75. Attalus
Attalus, Roastes In An Iron Chair, Cast Before The Wild Beasts, His Throat Cut, And Beheaded, On The River Rhone, About The Year 172
At the time that this awful pressure of conscience continued under the Emperors Marcus Aurelius and Lucius Verus, ceasing not until those who endeavored to live a Christian life according to their faith, had ended their lives under many torments, it came to pass that a certain pious Christian, called Attalus, who had been apprehended for the name of Jesus, his Saviour, was most inhumanly tortured, to the extent even, that he was placed over the fire in an iron chair, and roasted. When he was asked, what name the God of the Christians had, he answered: “Where there are many gods, they are distinguished by names; but where there is but one God, no name is necessary.” He was finally brought into the amphitheatre, to be devoured by the wild beasts. But when these, either providentially, or because they were already sated, did not touch him, neither with their claws, nor with their teeth, he, together with other pious martyrs, was stabbed through the throat. Some write that he was then beheaded.
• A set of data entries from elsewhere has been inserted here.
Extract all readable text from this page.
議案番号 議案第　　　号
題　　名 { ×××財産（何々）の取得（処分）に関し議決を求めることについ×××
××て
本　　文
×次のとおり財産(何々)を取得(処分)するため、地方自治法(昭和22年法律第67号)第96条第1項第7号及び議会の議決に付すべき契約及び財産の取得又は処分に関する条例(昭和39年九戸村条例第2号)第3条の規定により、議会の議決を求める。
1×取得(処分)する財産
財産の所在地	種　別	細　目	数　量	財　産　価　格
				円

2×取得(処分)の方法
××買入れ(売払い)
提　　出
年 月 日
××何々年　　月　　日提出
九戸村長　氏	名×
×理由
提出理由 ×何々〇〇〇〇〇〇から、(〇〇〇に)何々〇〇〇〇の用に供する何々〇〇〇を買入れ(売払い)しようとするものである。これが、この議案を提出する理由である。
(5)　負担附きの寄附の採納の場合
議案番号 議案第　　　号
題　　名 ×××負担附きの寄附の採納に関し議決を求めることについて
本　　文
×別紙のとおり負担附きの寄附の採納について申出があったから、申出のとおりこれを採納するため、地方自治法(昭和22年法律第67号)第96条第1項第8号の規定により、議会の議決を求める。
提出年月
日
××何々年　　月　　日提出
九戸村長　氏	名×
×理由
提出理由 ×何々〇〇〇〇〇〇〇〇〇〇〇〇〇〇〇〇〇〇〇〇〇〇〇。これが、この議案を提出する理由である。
Compare Joh. Gys., fol. 17, col. 4, and fol. 18, col. 1, with P. J. Tzvisck, Chron. 2d book, for the year 172, page 46, col. I, from Hist. Andr. fol. 19. Also, Introduction to, etc., fol. 38, col. 1, taken from Euseb., lib. 5, cap. 2 and 3.
Thieleman J. Van Braght (1625-1664) was an Anabaptist who is best known for writing a history of the Christian witness throughout the centuries entitled “The Bloody Theater or Martyrs Mirror of the Defenseless Christians who baptized only upon confession of faith, and who suffered and died for the testimony of Jesus, their Saviour, from the time of Christ to the year A.D. 1660” (1660).